Timothy's wound site continues to heal and there are no signs of infection.
"When his bandages are changed twice a week, he is also treated with a laser for two minutes to help the healing process," Ms Bailey said.
"Once he is well enough and his bandages are off he will go out into one of the yards outside for rehab. This is when we will see if he can climb and the decision will be made whether he will be able to be released."
The hospital cares for koalas suffering from a number of ailments. One of the leading causes of death in the species is chlamydia.
"A lot of them do die from chlamydia. They get it in their eyes and also get what we call wet bottom," Ms Bailey said. "When it gets in their eyes it usually causes them to lose their eyesight and go blind.
"This has been the case for two of our patients, Summer and Mary, who have been here for a while and more or less can't see."
Summer and Mary, along with a few other patients at the hospital, won't be released back into the wild due to their condition.
Volunteers at the Koala Hospital are also urging residents to slow down and keep an eye out for koalas as breeding season starts.
"They do move around a lot more during breeding season and are more active and will cross roads," Ms Bailey said.
"We have a 24 hour service here at the hospital. Even if it's in the middle of the night, someone will answer the phone and we've got people that will come out and pick up the koala.
"The best thing for people to do is to slow down."
The Koala Hospital is currently operating on skeleton staff during lockdown.
"We aren't too busy with patients at the moment.
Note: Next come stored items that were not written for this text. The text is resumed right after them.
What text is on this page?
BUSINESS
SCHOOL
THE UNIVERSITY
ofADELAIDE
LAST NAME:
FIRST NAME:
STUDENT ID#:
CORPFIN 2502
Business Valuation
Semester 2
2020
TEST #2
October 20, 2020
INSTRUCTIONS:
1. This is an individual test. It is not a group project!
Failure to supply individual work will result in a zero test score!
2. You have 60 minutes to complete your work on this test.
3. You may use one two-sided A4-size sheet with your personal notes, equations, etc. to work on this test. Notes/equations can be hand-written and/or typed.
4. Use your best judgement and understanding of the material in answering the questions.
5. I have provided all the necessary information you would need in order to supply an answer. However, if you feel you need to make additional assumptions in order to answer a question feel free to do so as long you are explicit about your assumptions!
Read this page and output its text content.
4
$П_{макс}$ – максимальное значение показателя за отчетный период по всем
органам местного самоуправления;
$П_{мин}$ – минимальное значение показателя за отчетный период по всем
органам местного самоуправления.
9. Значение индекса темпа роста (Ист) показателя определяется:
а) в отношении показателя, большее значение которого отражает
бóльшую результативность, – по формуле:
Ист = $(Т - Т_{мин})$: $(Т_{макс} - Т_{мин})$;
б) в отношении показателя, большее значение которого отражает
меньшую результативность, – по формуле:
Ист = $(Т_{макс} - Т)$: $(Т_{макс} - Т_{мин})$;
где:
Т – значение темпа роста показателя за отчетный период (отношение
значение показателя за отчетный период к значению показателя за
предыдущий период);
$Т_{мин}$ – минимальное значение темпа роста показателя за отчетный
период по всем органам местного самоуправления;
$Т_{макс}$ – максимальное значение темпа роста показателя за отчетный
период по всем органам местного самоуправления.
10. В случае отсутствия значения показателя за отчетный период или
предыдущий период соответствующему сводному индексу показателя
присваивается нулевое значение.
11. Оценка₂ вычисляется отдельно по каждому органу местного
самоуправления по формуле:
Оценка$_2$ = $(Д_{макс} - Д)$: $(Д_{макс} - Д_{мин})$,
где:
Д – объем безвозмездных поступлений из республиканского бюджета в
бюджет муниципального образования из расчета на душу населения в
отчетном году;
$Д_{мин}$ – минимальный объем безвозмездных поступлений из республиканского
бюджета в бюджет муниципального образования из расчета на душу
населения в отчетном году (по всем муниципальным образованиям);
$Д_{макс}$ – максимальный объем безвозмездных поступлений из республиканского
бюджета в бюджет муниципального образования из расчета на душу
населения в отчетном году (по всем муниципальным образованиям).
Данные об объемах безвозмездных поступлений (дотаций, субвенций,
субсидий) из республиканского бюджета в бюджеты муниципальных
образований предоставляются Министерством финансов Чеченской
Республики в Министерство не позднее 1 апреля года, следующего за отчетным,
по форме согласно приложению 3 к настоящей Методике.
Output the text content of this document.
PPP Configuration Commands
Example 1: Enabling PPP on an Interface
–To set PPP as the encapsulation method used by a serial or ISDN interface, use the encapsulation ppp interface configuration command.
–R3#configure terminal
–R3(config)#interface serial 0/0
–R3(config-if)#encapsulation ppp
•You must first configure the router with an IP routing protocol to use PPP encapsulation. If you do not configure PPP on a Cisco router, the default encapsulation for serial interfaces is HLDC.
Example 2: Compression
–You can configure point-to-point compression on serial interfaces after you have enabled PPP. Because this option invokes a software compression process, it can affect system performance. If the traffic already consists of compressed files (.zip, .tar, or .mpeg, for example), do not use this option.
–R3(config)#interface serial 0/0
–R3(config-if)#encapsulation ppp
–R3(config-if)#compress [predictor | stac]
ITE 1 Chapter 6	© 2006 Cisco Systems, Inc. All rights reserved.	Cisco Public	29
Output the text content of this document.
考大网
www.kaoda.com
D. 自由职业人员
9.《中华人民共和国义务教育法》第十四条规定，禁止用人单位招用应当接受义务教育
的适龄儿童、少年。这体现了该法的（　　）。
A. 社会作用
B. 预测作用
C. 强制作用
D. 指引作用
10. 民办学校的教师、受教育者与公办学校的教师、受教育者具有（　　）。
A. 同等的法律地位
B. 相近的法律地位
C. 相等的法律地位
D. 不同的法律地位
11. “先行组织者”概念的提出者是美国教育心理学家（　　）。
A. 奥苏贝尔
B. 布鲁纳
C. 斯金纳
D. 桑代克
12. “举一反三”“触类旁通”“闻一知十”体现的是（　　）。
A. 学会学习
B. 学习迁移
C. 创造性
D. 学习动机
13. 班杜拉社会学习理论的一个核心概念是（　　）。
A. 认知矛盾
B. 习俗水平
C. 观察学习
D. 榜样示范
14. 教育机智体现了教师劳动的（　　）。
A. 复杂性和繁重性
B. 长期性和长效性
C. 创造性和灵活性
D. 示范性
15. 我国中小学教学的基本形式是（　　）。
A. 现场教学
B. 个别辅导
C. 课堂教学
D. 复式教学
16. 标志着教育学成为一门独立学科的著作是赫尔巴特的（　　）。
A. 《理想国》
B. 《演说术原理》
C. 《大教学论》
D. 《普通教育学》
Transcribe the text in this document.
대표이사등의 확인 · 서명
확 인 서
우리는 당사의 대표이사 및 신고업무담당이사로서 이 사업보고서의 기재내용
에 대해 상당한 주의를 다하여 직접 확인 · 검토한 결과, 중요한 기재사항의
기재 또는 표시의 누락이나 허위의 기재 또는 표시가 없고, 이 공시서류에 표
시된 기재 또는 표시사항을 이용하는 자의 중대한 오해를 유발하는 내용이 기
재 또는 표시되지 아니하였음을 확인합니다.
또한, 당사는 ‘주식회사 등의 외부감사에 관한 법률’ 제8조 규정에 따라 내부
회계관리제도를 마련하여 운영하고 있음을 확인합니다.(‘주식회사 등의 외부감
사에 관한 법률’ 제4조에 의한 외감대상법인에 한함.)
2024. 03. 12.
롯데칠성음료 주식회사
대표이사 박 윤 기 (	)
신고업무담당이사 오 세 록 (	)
We have had a few patients come in recently that were able to be released quite quickly which has been good," Ms Bailey said.
"Because of lockdown we are operating with two shifts of volunteers each day who come in and clean the pens and feed the koalas."
September also marks Save the Koala Month. The initiative by the Australian Koala Foundation aims to improve the management of the wild koala and its habitat.
This year, the organisation has announced a new initiative called the Koala Kiss Project to help map adjoining koala habitat from Cairns to Melbourne.